Hannes Nebelung/Bayrischer Rundfunk filosofiert als Betroffener: “Der FC Bayern und die Medien: Es ist kompliziert – Beim FC Bayern ist immer etwas los. Der gemeine Fußball-Fan erfreut sich am Entertainment, währenddessen schwelt im Hintergrund ein komplizierter Konflikt. Der Rekordmeister kämpft mit den Medien um die Deutungshoheit im deutschen Fußball.” So ähnlich ist es im Prinzip an allen 18 Bundesligastandorten. In München ist nur alles grösser. Auch die Probleme.
Da ist zum Einen der Systemwiderspruch zwischen den Aufgaben der Journalist*inn*en und den Fussballlehrern. Erstere brauchen tägliche Neuigkeiten, Letztere Ruhe beim Aufbau eines leistungsfähigen Kollektivs junger – konkurrierender! – Millionäre. Vereins-/Konzernführungen träumen seitdem vom System Jürgen Klopp. Das ist eine attraktive Mediennase, der jedem, mit dem er spricht, das Gefühl vermittelt, er sei ein guter Kumpel von ihm, und er würde bei Gelegenheit ganz bestimmt noch mit ihm einen Trinken gehen. Mit traumhaftem Talent haut der Kerl täglich ein boulevardtaugliches Zitat raus, das von den Innereien von Team und Verein wirkungsvoll ablenkt. Dumm nur, dass das in der Fussball- und Trainingslehre noch nicht gelehrt wird. Für ihn selbst zahlt es sich durch zahllose Werbeverträge aus; für Training hat er seine Leute.
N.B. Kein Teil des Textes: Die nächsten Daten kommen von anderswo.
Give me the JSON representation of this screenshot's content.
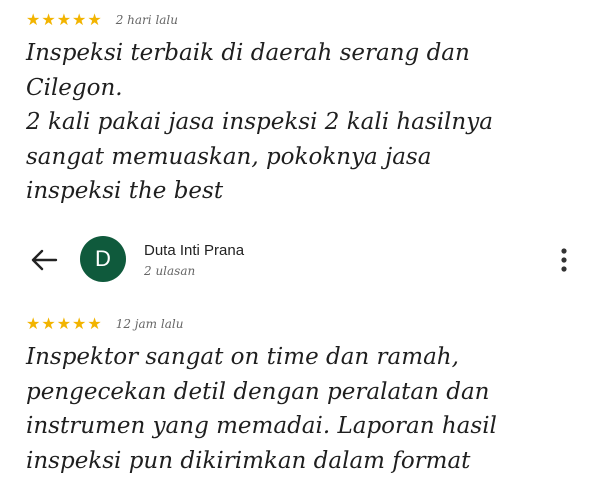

Weil die Klopps nicht auf den Böumen wachsen, müssen alle Vereine, je grösser umso fetter, eigene PR-Abteilungen betreiben, die jede für sich grösser ist, als irgendeine Lokalredaktion irgendeines Mediums: PR-Übermacht gegen unabhängigen Journalismus – wie im richtigen Leben von Konzernen oder Politik. Viele Medien behelfen sich dagegen mit “Rechercheverbünden” und internationalen Kooperationen. Aber nicht beim Fussball.
Der traditionelle Reporter sieht sich vielfach missachtet. Seine Politikkollegen halten das Sportgedöns für eine Sache für die Volontäre (die vom Feuilleton sowieso). Ihm droht als Erstem die Ablösung durch Künstliche Idiotie (KI). Dabei wird er in Wahrheit mehr gelesen als die andern (vor allem montags). Aber die aufgeblasenen PR-Abteilungen der Konzernvereine finden ihn ebenfalls eher lästig, denn als Kumpel oder Kollegen. Denn sie müssen sich ja mit den wichtigen Medien beschäftigen: ihren eigenen Kanälen auf den asozialen Netzwerken. Hier werden die zählbaren Umsätze gemacht. Der Fussball als Avantgarde der Medienentwicklung. Dass ich in diesem Absatz nur die männliche Form verwende, ist alte Gewohnheit. Die Frauen dringen nur langsam ein, vorzugsweise vor den TV-Kameras, wo sie so unnatürlich gut aussehen, weil sie immer noch von heterosexuellen Männern gecastet werden. Immerhin dringt der Frauenfussball – mehr beim Publikum, als beim Kapital – vor, und mit ihm qualifizierte Kommentatorinnen.
Wir wird es weitergehen? Mein Vorschlag: die bestehenden Informationsfreiheitsgesetze werden dahin präzisiert, dass “gemeinnützige” Vereine ebenso wie öffentliche Einrichtungen und Institutionen dazu verpflichtet werden, sich journalistischer Berichterstattung zu stellen, Auskunft zu erteilen und Zugang zu allen Veranstaltungen zu gewähren. D.h. zusammenfassende Berichterstattung statt zur Ware (wie die Live-Berichterstattung) zum Recht der Öffentlichkeit zu machen. Das europagesetzlich bestehende Recht auf Kurzberichterstattung ist hierzulande kaum bekannt, weil es kein Medium nutzt. Sie wollen keinen Ärger mit den Vereinen, sondern als (eingebetteter) Kumpel behandelt werden. Das ist journalistisch so abwegig, wie es die weit verbreitete Produktpräsentation (inkl. Sponsorenwerbung krimineller Wettveranstalter) bei ARD und ZDF ist. Das Recht sollte ausgedehnt werden auf jegliche Art von journalistischer Nachberichterstattung. Und prompt würde das öffentliche TV für alle billiger.